For all his contributions, there are few issues Wuensch was higher identified for at MIT than his workplace in Constructing 13, which had cabinets lined with multicolored crystal lattice fashions, representing the preparations of atoms in supplies, and orchids he took meticulous care of. After which there was the cityscape of papers, piled in heaps on the ground, on his desk, on pullout extensions. Thompson says strolling into his workplace was like navigating a canyon.
“He had so many stacks of paper that he had no place to truly work at his desk, so he would put issues on his lap — he would begin writing on his lap,” Haile says. “I keep in mind calling him at one cut-off date and speaking to him, and I mentioned, ‘Bernie, you’re scripting this down in your lap, aren’t you?’ And he mentioned, ‘In truth, sure, I’m.’”
Wuensch was additionally identified for his kindness and decency.
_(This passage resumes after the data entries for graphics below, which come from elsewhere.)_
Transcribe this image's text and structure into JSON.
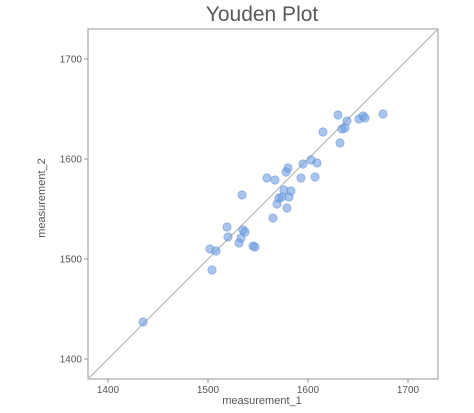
{
  "chart_data": {
    "type": "scatter",
    "title": "Youden Plot",
    "xlabel": "measurement_1",
    "ylabel": "measurement_2",
    "xlim": [
      1380,
      1730
    ],
    "ylim": [
      1380,
      1730
    ],
    "x_ticks": [
      1400,
      1500,
      1600,
      1700
    ],
    "y_ticks": [
      1400,
      1500,
      1600,
      1700
    ],
    "grid": false,
    "legend": "none",
    "reference_line": "y = x",
    "colors": {
      "point_fill": "#6b9be0",
      "point_stroke": "#4a7cc9",
      "reference_line": "#bdbdbd",
      "frame": "#999999",
      "text": "#555555"
    },
    "points": [
      {
        "x": 1435,
        "y": 1437
      },
      {
        "x": 1502,
        "y": 1510
      },
      {
        "x": 1504,
        "y": 1489
      },
      {
        "x": 1508,
        "y": 1508
      },
      {
        "x": 1519,
        "y": 1532
      },
      {
        "x": 1520,
        "y": 1522
      },
      {
        "x": 1531,
        "y": 1516
      },
      {
        "x": 1533,
        "y": 1521
      },
      {
        "x": 1535,
        "y": 1529
      },
      {
        "x": 1537,
        "y": 1527
      },
      {
        "x": 1534,
        "y": 1564
      },
      {
        "x": 1545,
        "y": 1513
      },
      {
        "x": 1547,
        "y": 1512
      },
      {
        "x": 1559,
        "y": 1581
      },
      {
        "x": 1565,
        "y": 1541
      },
      {
        "x": 1567,
        "y": 1579
      },
      {
        "x": 1569,
        "y": 1555
      },
      {
        "x": 1571,
        "y": 1561
      },
      {
        "x": 1574,
        "y": 1562
      },
      {
        "x": 1576,
        "y": 1569
      },
      {
        "x": 1578,
        "y": 1587
      },
      {
        "x": 1580,
        "y": 1591
      },
      {
        "x": 1579,
        "y": 1551
      },
      {
        "x": 1581,
        "y": 1562
      },
      {
        "x": 1583,
        "y": 1568
      },
      {
        "x": 1593,
        "y": 1581
      },
      {
        "x": 1595,
        "y": 1595
      },
      {
        "x": 1603,
        "y": 1599
      },
      {
        "x": 1607,
        "y": 1582
      },
      {
        "x": 1609,
        "y": 1596
      },
      {
        "x": 1615,
        "y": 1627
      },
      {
        "x": 1630,
        "y": 1644
      },
      {
        "x": 1632,
        "y": 1616
      },
      {
        "x": 1634,
        "y": 1630
      },
      {
        "x": 1637,
        "y": 1631
      },
      {
        "x": 1639,
        "y": 1638
      },
      {
        "x": 1651,
        "y": 1640
      },
      {
        "x": 1655,
        "y": 1643
      },
      {
        "x": 1657,
        "y": 1641
      },
      {
        "x": 1675,
        "y": 1645
      }
    ]
  }
}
Angelita Mireles, graduate educational administrator at DMSE, says he was a preferred decide for graduate college students assembling committees for his or her thesis space examinations, which take a look at how ready college students are to conduct doctoral analysis, “as a result of he was so good.”
That mentioned, he had exacting requirements. “He anticipated close to perfection from his college students, and that made them quite a bit deeper,” Tuller says.
Picture courtesy of the Wuensch household
Exterior of MIT, Wuensch loved tending his backyard; accumulating minerals, gem stones, and uncommon cash; and studying spy novels. Different pastimes included fishing and clamming in Maine, splitting his personal firewood, and touring together with his spouse, Mary Jane.
Wuensch is survived by his spouse; son Stefan Wuensch and spouse Wendy Joseph; daughter Katrina Wuensch and associate Jason Staly; and grandchildren Noemi and Jack.
Family and friends are invited to a memorial service Sunday, April 28, at 1:30 p.m. at Duvall Chapel at 80 Deaconess Street in Harmony, Massachusetts. Recollections or condolences will be posted at obits.concordfuneral.com/bernhardt-wuensch.